More White LGBTQ Candidates Won’t Help All Queer People Get Free

Jessie Daniels, Huffington Post, June 6, 2018

{snip} The Victory Fund, a political action committee dedicated to increasing the number of LGBTQ officials in the U.S., has endorsed more than 70 openly gay candidates across various levels so far this election cycle, and it expects that number to grow to more than 150 before Election Day. {snip}

But the Victory Fund ― Parker, its board of directors and its operational team ― is a predominantly white-run organization. And most of the candidates it has endorsed are white too.

{snip} The LGBTQ movement organizations of 2018 and the political agendas they put forward are dominated by the interests of white people.

The movement launched by trans women of color has become less of a riot against the police and more of a polite request for incremental change.

For example, the 2013 landmark Supreme Court decision United States v. Windsor, which paved the way for same-sex marriage nationwide, was about the right of a person to pass property to a spouse when one dies. But making marriage equality the defining issue of the LGBTQ movement is a turn that benefits couples who have wealth to transfer in the first place. Given that it’s harder for white women and people of color to accumulate wealth, that means white gay male couples are going to benefit most from that policy.

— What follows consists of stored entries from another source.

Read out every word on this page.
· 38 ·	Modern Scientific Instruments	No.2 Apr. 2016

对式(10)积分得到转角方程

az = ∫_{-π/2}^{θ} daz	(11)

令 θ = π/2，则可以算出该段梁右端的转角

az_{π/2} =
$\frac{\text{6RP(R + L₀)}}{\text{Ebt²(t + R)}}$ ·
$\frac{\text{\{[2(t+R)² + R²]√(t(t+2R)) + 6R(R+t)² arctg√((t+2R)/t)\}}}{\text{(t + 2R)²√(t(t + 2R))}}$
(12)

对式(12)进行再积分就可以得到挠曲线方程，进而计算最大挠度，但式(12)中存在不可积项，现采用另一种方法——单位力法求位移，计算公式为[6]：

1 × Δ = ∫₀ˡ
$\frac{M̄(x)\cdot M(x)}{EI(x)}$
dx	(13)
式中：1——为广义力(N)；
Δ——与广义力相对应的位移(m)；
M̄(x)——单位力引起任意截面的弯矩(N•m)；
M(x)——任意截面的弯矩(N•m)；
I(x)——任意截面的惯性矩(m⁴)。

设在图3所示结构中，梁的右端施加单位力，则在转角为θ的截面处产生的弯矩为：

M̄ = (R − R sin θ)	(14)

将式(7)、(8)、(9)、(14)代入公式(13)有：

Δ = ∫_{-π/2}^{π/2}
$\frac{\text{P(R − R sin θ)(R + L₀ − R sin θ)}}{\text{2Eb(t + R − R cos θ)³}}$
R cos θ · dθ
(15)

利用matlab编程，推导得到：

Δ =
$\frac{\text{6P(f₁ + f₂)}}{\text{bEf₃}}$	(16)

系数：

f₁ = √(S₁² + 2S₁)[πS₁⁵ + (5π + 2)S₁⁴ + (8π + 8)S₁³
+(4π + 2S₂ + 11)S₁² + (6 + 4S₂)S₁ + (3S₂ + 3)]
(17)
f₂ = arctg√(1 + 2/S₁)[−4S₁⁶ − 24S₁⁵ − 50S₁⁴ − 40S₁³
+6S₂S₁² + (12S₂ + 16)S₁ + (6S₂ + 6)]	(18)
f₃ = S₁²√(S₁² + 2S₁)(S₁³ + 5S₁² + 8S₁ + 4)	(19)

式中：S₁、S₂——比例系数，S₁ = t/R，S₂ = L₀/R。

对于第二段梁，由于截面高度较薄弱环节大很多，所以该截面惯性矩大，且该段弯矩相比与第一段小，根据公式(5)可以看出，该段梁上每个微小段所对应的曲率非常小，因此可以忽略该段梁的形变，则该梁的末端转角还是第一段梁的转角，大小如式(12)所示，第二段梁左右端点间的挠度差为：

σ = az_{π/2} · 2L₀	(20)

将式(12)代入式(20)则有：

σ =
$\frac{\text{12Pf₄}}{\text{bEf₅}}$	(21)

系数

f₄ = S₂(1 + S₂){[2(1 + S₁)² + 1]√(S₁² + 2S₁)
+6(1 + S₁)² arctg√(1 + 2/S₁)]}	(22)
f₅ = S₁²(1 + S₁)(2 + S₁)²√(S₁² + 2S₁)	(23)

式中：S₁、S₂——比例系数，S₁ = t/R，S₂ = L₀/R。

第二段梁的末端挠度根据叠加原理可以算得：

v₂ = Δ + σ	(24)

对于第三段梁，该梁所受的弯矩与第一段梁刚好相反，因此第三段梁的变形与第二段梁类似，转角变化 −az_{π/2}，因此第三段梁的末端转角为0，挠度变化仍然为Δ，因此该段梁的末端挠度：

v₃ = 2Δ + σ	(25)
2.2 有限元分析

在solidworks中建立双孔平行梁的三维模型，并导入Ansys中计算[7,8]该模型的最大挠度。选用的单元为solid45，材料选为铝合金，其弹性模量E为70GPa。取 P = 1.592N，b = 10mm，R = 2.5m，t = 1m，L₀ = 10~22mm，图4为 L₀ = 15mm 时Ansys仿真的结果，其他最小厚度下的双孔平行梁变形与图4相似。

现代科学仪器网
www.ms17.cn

The white-dominated LGBTQ agenda shapes policy and movement priorities beyond marriage. According to the National Coalition of Anti-Violence Programs, 60 percent of victims of LGBTQ hate crimes are people of color. Yet the image evoked by legislation like the Matthew Shepard Act is of a sympathetic white cisgender gay male victim, which reinforces the idea that gayness is always white. And as activists like Dean Spade and Craig Willse have pointed out, the turn toward hate crime legislation as a marker of victory for the LGBTQ movement is tantamount to an endorsement of mass incarceration.

So in the span of about 50 years, the movement has gone from a multiracial coalition of queers of all kinds in a riot against police to an arm of the nonprofit industrial complex working primarily for the benefit of white, wealthy, cisgender gays.


Queer political candidates need to follow the lead of women of color in developing a racial justice agenda that addresses economic issues.

At a time when the Democratic Party needs immigrant voters to help deliver a blue wave of victory in November, a recent study confirms what many of us have known: that there is a real and measurable Trump effect — the phenomenon of a political leader spewing racism, thus emboldening a swath of people to hold more racist views and to act on those views. Social scientists have been tracking the Trump effect and have found that Donald Trump’s demagoguery has made white people more hateful. White gay people are not immune to the Trump effect, just as straight white women are not. If white LGBTQ candidates want to create meaningful change for everyone, they need to get smarter about racial issues in a hurry.


For those of us who long for the kind of politics that questions the structures that limit the very potential of human freedom, a few more mostly white LGBTQ candidates may be a bit of good news. But it is not sufficient to create real change. A real politics of liberation must find a way to connect people who share values about sexuality, economic inequality and racial justice to one another.